Mann der Melancholie

Konzert „Angstpop“ nennt SOHN seine Musik, den traurigen Sound der Verunsicherung: Mit seinem zweiten Album „Rennen“ ist er auf Tour

„Rennen“ handelt vom Ankommen-Wollen, von der Suche nach dem Hafen Foto: David Oliveira

von Annabelle Seubert

Er kommt auf die Bühne, als hätte er etwas im Büro vergessen: Hut auf, Mantel an. Den Kragen hochgeklappt, setzt er sich vor seinen Synthesizer, legt die Finger aufs Keyboard, richtet das Mikro – und das war’s dann mit Action, damit ist für diesen Freitagabend alles an Pose erreicht: SOHN sitzt nämlich, während seines Konzerts im Berliner „Astra“-Club, und zwar bis zum Schluss.

Er wird auch nicht viel reden, drei-, viermal „Thank you“ und einmal „okay“ sagen, Letzteres eher fragend, das Publikum um Bestätigung bittend: Mache ich das richtig so? Und was soll man sagen, ja, macht er, schwer zu sagen, wie.

So schlicht, wie seine Karriere begann – 2012, mit ein paar hochgeladenen Songs auf Soundcloud –, so reduziert ist sein Auftritt, seine Musik; und genau so hat er sich lange in der Öffentlichkeit gegeben. Mit Fotos, auf denen er nur schwer zu erkennen war, mit dem Verschweigen seines gewöhnlichen Namen Christopher Taylor und nicht zuletzt einem Künstlernamen, der, so sagt er, gar nichts über seinen Musikstil verrät.

SOHN möchte ein Rätsel oder nur manchmal berühmt sein und ist das, was man einen Electronica- und Post-Dubstep-Act nennt. Gebürtiger Londoner, hat er längere Zeit in Wien gelebt; zunächst arbeitete er für andere Künstler und schließlich mit ihnen: er hat für Lana Del Rey geremixt, mit Rihanna Strophen geschrieben, mit The Weeknd produziert. Sein erstes Album „Tremors“ enthob ihn 2014 vollends der Anonymität, in der er sich wohl zu fühlen scheint – dann ging alles sehr schnell, in zwei Jahren dreimal auf Welttournee. Seine Electro-Hits wurden 60 Millionen Mal im Netz gestreamt, SOHN fand eine neue Liebe, zog nach Los Angeles, wurde Vater.

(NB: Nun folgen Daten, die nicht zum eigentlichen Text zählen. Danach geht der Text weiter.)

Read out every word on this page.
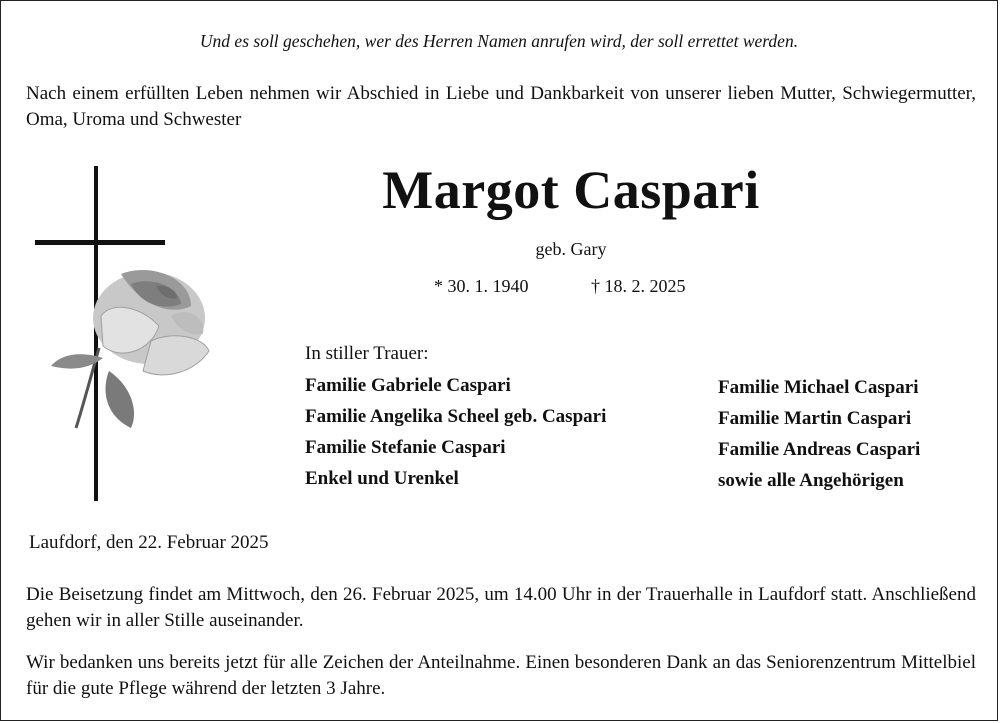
Und es soll geschehen, wer des Herren Namen anrufen wird, der soll errettet werden.
Nach einem erfüllten Leben nehmen wir Abschied in Liebe und Dankbarkeit von unserer lieben Mutter, Schwiegermutter, Oma, Uroma und Schwester
Margot Caspari
geb. Gary
* 30. 1. 1940	† 18. 2. 2025
In stiller Trauer:
Familie Gabriele Caspari
Familie Angelika Scheel geb. Caspari
Familie Stefanie Caspari
Enkel und Urenkel
Familie Michael Caspari
Familie Martin Caspari
Familie Andreas Caspari
sowie alle Angehörigen
Laufdorf, den 22. Februar 2025
Die Beisetzung findet am Mittwoch, den 26. Februar 2025, um 14.00 Uhr in der Trauerhalle in Laufdorf statt. Anschließend gehen wir in aller Stille auseinander.
Wir bedanken uns bereits jetzt für alle Zeichen der Anteilnahme. Einen besonderen Dank an das Seniorenzentrum Mittelbiel für die gute Pflege während der letzten 3 Jahre.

„Rennen“ nennt er deshalb sein zweites Album, das in einem Akt des Zwangsrückzugs entstanden ist: Als es ihm zu viel wurde mit den Artists in L. A. und all jenen, die dort gern welche wären, hat er sein Equipment genommen und sich ins menschenarme nordkalifornische Nichts abgesetzt, um im Poolhaus eines Freundes seine Tracks zu fertigen. Binnen eines Monats, meist nachts. Dort, im Refugium, hat SOHN zehn Stücke geschrieben, die eigentlich die Fortsetzung dessen erzählen, was der Titel verspricht: Wer viel läuft, wird müde, und so handelt „Rennen“ vom Ankommen-Wollen. Vom Fertig- und Ausgereistsein, von „stormy weathers“, „still waters“, der Suche nach dem Hafen.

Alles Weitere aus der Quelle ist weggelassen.